Keep in mind that the hotel staff is in the service business, and their first priority is ensuring you're so happy that you continue to sail with their cruise line.
The hardest thing to do is to try to lodge a complaint after you return home. I don't know where passengers' mail goes, but I suggest you shouldn't expect a response from a cruise line for several weeks. Aboard the ship, you have access to a member of the hotel staff who will hear your complaint and try hard to rectify a bad situation on the spot. I do know that people have often found their meals are much better during the rest of the voyage.
If you don't care for your table mates, speak to the maitre d' as well -- it's frequently possible to be moved. Or of there is a food item you adore, on many ships they will make it for you, specially, if you give them a day's notice.
The ship we are on now, Emerald Princess, offered to cook crab legs especially for us when we remarked we were going to miss the night they were on the dining room menu -- due to a reservation in Sabatini's, a specialty restaurant.Family Cruising
Speaking of the Emerald Princess, we are still oin our cruise and today we are in Athens, where it is over 110 degrees Fahrenheit! There are over 600 children aboard this cruise, and I hear there will be over 900 on the next one. Not that this is bothersome, in fact they are not a problem at all thanks to the oh-so diligent youth staff that seems to be on duty nearly 24 hours/day
Yes, you see the kids around the pool, and they show up on the shore excursions, but other than that they are rarely underfoot, at least in the parts of the ship we favor. They do seem to come out at night, however, and so I did a quick check of "Skywalkers" (the main dance nightclub) to see if they had taken over.
To the credit of Princess, I have never seen a more diligent youth staff.
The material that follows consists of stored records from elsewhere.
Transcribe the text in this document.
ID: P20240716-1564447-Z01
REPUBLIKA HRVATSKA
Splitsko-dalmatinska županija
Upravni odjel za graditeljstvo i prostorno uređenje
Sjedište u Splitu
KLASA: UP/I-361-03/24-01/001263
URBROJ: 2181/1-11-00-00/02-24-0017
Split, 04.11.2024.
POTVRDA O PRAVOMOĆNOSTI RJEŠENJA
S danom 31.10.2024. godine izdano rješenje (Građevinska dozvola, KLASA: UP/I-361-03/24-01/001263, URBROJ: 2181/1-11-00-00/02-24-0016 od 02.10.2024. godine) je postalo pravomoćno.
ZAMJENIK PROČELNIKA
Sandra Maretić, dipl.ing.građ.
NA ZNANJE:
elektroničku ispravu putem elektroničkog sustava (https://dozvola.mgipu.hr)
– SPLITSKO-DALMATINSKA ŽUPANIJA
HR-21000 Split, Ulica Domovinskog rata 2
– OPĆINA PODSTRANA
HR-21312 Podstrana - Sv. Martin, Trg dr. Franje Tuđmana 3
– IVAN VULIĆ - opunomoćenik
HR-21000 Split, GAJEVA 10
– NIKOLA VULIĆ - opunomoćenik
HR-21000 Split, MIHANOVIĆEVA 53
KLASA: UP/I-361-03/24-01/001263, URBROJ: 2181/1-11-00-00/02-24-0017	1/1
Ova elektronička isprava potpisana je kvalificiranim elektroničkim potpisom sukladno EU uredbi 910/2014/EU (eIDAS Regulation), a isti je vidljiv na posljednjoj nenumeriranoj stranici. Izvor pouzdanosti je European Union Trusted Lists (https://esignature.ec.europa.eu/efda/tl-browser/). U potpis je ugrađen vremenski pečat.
As late as 12:30 a.m. they were outside the nightclub checking ID, and I even saw one or two counselors sleuthing in the dark areas of the ship to make sure no one was doing anything he or she isn't old enough to do legally.
They have youth counselors that speak all of the European languages (there are many Europeans on this cruise), and they were really interacting with these kids, not just watching them. To say I was impressed is an understatement. It appeared the entire contingent, at least six youth counselors, were still on duty in the wee, wee hours of the morning.More on Emerald Princess
As I write this I am once again in the terrazzo of the newest ship in the Princess fleet. I have an espresso bar to my left, a stilt-walker is juggling is on the small stage to my right, across the room is a sommelier I consulted with yesterday on the subtleties of Italian red wines.
I am contemplating getting three scoops of gelato, more than enough for two people, from the piazza cafe behind me. With tempting flavors like stracciatella, nutella, torroncino or vaniglia, the price for three scoops is $1.50. There has been a long-standing joke with Princess, that you have to pay for the ice cream, but "It's Hagen Dazs!" Well, that has been changed to, "but, it's gelato."